Role of CMAAO in Asian Countries
Half a Century of CMAAO — New Challenges

December 8, 2005
Hanoi, Vietnam
Jae Jung Kim, MD
Immediate Past President of CMAAO
President of KMA

I would like to thank you for your invitation in commemoration of 50th Anniversary of Vietnam Medical Association. Vietnam and Korea have long history of favorable relationship, which dates back to the 13th century. The Vietnam War got in the way for a while, but our two countries are cooperating as comprehensive partners again since the treaty of amity in 1992. I believe this cooperative relationship between the two countries would be developed further in various fields, including medical sciences and technologies.

I also believe that the cooperation among the countries in Asia will gain more of importance as a regional block, and I have a confidence that the Confederation of Medical Associations in Asia and Oceania, as an NGO, could take an important role for this. Today, I am very pleased to take this opportunity to deliver my lecture on the role of CMAAO in Asian countries.

The CMAAO was established in 1956. Through its history of almost half a century, it has been in the forefront of fostering cooperation and scientific exchanges among medical associations in the Asia and Oceania. The number of member countries continues to be increased up to 16. Its main goal is to enhance medical standards and better access to healthcare by promoting mutual exchanges of information on health issues among member countries and of advanced medical technology. It also plays the role as a regional representative of the World Medical Association, maintaining collaborative relationships with the WHO and other health related international organizations.

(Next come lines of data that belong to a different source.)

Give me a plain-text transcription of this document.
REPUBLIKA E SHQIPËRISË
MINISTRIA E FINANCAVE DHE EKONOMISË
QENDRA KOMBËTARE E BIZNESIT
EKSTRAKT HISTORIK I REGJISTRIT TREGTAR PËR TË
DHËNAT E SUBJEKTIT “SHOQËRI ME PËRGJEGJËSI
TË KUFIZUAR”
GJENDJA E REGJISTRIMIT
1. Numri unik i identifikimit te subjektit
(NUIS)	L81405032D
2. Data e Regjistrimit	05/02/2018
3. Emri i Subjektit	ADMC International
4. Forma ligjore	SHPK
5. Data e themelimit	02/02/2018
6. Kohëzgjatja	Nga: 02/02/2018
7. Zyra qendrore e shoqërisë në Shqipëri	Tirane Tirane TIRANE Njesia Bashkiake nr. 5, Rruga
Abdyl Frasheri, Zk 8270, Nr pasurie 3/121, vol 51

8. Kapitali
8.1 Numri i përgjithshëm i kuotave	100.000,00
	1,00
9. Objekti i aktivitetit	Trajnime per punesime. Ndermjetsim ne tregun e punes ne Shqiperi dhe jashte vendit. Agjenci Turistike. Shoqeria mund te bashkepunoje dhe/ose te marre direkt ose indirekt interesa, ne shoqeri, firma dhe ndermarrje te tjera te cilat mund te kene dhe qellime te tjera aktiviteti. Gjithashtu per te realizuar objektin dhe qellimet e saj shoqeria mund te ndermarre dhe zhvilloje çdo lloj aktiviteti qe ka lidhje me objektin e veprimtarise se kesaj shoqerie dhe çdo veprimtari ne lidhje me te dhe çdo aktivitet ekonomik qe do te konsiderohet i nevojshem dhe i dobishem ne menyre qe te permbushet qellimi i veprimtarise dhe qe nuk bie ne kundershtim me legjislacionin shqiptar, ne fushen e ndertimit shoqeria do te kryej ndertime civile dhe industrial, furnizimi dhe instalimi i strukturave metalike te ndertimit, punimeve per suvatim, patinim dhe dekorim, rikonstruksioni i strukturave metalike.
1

One of the CMAAO's important roles, specially related with the WMA, is to preserve the traditional value, such as establishment of medical ethics guidelines and maintenance of professional autonomy. The CMAAO has adopted various resolutions at each congress and they had been reflected on the healthcare policy in its respective National Medical Associations. It has come to my attention in the process of collecting information on healthcare status of each member countries as the President-Elect of CMAAO that each faces with similar problems. These problems should be brought to the level of CMAAO or to the framework of WMA and all members need to pool their wisdoms. With the current breakthrough in stem cell research and human cloning, the importance of medical ethics will be doubled and governmental intervention into medical autonomy as a way of medical cost control will also become severe. All these outlooks suggest that CMAAO should step up its role in this part. To deal with this goal, it is very encouraging us and supportive that one of CMAAO member associations has produced the next President of WMA, Dr. Arumugam, the past President of Malaysian Medical Association.

Apart from these long-term roles and obligations, the CMAAO has tangible advantage to measure up to pending medical issues of the region. When SARS and Avian Influenza (AI) hit all over the Asia in 2003, the CMAAO set up information network right out of the gate and shared relevant information of respective member countries. When Tsunami struck South East Asia last December, there was an immediate fund-raising movement on the level of CMAAO and about USD 50,000 was collected. This Tsunami Fund is expected to be granted to Sri Lanka Medical Association, the most seriously affected country in accordance with the decision made at the 24th CMAAO Congress. Moreover, Indonesian Medical Association and Korean Medical Association teamed up to dispatch emergency medical teams to tsunami affected areas, leaving a good precedent of bilateral cooperation between CMAAO member associations in disaster emergency.

However, the CMAAO has some challenges to be able to further leap forward based on the achievements so far. These challenges are the primary part I would like to focus on during my term as the CMAAO President.

First, the CMAAO needs to have competence to collect data and make them public. Achievement of this competence should be dealt with by strengthening information network and Early Diseases Alarm system through CMAAO website. Information on SARS and AI needs to be updated regularly and rolling up health data among member countries should be conducted without any reservation. It is certain that the information collated thru this website would be essential for collaboration and the data would be more useful for more people in this region and worldwide. We might also be able to open a new phase of cyber cooperation like exchanging CME programs, holding cyber symposium through CMAAO website.

Other than that, the CMAAO needs to take active policy to keep and extend the membership to the countries who do not take part in international forum actively like Pakistan and countries independent from the Soviet Union. At this point, I believe the Vietnam Medical Association also could join it in the nearest future.

I feel much pressure and burden to be the CMAAO President, at the time of difficulties caused by threats on professional autonomy, measures against aging society, new communicable diseases, etc. But I am sure this organization will always be on the right way as far as we keep reminding of the highest values and our mission to enhance health and happiness of human being.

Before closing, I would like to extend my sincere congratulations to the Vietnam Medical Association on its 50th anniversary and may I wish you all the prosperity and success in the future. Let us adhere to the primary obligations and rights as a physician, even though we may face with difficulties. Thank you.